Another example of reducing theorems about morphisms of finite type to finite fields can be found in EGA IV: There, it is proved that a radicial $S$-endomorphism of a scheme $X$ of finite type over $S$ is bijective (10.4.11), and that if $X/S$ is of finite presentation, and the endomorphism is a monomorphism, then it is an automorphism (17.9.6). Therefore, a scheme of finite presentation over a base $S$ is a cohopfian object in the category of $S$-schemes.

The Ax–Grothendieck theorem may also be used to prove the Garden of Eden theorem, a result that like the Ax–Grothendieck theorem relates injectivity with surjectivity but in cellular automata rather than in algebraic fields. Although direct proofs of this theorem are known, the proof via the Ax–Grothendieck theorem extends more broadly, to automata acting on amenable groups.

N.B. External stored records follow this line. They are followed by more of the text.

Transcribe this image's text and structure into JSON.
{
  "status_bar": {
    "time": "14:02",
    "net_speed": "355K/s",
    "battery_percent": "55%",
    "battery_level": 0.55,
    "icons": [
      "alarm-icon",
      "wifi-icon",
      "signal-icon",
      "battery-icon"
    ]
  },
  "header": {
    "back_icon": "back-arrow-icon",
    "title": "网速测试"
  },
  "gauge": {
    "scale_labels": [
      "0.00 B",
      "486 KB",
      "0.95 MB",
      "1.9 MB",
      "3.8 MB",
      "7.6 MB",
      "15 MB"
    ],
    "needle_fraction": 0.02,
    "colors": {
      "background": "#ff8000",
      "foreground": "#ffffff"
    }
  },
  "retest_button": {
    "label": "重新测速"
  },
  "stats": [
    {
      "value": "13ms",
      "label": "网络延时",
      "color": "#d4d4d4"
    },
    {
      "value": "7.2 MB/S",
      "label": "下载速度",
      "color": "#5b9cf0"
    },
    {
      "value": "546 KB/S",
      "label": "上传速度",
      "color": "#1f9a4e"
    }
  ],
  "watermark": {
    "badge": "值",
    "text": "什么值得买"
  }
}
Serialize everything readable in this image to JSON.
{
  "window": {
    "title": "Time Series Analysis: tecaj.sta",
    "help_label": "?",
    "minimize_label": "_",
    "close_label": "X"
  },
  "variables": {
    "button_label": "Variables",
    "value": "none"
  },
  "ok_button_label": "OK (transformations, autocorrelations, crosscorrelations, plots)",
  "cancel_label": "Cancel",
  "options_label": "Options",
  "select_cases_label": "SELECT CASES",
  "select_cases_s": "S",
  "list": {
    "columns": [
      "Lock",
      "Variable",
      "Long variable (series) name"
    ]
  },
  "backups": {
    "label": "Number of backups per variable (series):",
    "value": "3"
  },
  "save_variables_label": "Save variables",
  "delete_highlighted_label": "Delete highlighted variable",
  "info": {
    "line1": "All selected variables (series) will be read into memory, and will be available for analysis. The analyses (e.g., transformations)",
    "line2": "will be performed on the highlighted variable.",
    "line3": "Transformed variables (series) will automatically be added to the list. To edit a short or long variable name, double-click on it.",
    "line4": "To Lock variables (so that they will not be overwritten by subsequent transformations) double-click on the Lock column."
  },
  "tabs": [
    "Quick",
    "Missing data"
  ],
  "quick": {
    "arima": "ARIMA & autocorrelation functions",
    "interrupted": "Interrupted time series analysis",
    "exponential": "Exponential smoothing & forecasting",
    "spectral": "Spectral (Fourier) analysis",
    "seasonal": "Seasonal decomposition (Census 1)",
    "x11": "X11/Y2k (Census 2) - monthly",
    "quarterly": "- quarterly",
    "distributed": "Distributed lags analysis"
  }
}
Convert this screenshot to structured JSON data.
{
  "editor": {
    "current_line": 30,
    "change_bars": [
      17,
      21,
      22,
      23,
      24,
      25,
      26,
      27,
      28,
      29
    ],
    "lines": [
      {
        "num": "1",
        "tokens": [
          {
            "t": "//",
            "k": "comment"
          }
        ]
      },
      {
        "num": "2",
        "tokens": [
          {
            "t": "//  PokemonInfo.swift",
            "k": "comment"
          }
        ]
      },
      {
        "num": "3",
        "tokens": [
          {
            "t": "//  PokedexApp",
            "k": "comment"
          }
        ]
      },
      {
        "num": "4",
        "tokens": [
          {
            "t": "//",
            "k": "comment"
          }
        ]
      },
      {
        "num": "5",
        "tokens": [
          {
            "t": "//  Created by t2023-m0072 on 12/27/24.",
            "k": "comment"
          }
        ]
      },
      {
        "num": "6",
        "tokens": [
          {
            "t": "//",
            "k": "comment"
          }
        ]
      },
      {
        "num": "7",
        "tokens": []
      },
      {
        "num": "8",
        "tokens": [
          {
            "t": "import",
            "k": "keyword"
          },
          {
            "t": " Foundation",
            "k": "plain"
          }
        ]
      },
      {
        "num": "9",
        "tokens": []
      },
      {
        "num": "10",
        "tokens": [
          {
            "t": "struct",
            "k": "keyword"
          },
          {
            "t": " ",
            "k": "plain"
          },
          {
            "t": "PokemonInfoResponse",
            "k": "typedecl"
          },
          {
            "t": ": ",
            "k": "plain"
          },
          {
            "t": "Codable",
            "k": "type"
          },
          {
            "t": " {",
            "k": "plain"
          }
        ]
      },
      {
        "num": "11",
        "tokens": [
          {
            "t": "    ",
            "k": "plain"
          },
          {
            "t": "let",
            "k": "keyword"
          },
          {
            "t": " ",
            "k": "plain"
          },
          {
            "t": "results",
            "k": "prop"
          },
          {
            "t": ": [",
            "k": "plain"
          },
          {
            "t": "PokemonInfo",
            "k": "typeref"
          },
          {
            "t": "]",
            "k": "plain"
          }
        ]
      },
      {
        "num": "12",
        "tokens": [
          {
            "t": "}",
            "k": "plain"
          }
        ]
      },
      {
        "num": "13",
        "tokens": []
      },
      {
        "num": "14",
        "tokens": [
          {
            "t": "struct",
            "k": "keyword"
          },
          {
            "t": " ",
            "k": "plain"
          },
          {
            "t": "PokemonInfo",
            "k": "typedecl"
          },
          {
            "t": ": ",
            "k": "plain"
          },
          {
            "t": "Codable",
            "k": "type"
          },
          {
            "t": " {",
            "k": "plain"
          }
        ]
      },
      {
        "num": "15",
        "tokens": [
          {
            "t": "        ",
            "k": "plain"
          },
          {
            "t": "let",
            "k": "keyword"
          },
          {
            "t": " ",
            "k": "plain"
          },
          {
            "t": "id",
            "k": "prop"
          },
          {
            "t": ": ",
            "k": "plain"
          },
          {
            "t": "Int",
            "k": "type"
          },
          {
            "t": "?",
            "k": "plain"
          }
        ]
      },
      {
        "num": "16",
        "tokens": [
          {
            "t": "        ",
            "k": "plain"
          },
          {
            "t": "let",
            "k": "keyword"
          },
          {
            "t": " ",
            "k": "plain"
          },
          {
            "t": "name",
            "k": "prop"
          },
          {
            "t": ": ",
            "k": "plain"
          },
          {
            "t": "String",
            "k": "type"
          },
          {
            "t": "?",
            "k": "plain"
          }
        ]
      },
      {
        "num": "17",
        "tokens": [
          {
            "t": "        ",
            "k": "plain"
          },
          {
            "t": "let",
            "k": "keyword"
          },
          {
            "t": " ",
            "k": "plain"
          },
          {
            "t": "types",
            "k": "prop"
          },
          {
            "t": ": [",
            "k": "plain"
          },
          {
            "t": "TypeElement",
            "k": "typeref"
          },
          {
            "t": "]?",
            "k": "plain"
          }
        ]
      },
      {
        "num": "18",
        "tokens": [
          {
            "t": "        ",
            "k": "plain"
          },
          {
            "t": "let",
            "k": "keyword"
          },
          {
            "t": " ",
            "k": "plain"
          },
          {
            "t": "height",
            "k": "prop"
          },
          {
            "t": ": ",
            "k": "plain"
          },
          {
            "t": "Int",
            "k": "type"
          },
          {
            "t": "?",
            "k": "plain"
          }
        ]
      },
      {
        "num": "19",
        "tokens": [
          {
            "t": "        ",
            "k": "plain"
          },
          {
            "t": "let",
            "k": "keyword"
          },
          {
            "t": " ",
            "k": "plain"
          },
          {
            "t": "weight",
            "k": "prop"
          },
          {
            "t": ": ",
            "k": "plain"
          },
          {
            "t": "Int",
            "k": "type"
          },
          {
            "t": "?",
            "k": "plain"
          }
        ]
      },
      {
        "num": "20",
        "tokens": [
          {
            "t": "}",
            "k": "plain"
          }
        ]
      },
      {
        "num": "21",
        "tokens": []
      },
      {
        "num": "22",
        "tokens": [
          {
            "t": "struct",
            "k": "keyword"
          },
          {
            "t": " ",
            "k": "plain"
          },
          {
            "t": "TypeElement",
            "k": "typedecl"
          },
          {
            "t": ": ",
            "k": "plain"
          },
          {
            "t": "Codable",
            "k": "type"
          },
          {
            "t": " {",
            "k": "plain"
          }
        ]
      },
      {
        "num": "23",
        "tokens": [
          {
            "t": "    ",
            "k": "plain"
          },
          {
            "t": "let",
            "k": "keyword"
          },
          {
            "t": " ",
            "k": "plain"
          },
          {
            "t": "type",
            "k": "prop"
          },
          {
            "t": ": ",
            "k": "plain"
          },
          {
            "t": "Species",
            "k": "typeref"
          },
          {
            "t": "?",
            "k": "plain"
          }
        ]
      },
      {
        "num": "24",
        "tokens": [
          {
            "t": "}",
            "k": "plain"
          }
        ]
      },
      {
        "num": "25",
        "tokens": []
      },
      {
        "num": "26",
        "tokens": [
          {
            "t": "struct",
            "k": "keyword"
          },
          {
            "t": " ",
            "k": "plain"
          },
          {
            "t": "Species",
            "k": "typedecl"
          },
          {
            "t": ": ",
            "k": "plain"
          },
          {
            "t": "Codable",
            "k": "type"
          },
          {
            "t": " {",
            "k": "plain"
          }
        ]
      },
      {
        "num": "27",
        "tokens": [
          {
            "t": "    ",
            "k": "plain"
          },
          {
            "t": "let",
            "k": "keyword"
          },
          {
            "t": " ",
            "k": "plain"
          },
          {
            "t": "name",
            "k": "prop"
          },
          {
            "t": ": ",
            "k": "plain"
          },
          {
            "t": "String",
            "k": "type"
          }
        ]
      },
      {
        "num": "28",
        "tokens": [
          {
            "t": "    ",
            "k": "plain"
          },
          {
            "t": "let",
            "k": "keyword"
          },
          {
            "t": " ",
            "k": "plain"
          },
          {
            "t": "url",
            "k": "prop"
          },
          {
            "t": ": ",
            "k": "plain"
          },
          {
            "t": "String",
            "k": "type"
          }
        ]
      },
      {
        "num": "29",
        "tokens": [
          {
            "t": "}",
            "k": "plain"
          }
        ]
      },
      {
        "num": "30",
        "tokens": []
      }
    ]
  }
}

Some partial converses to the Ax-Grothendieck Theorem:

- A generically surjective polynomial map of $n$-dimensional affine space over a finitely generated extension of $\mathbb{Z}$ or $\mathbb{Z}/p\mathbb{Z}[t]$ is bijective with a polynomial inverse rational over the same ring (and therefore bijective on affine space of the algebraic closure).
- A generically surjective rational map of $n$-dimensional affine space over a Hilbertian field is generically bijective with a rational inverse defined over the same field. ("Hilbertian field" being defined here as a field for which Hilbert's Irreducibility Theorem holds, such as the rational numbers and function fields.)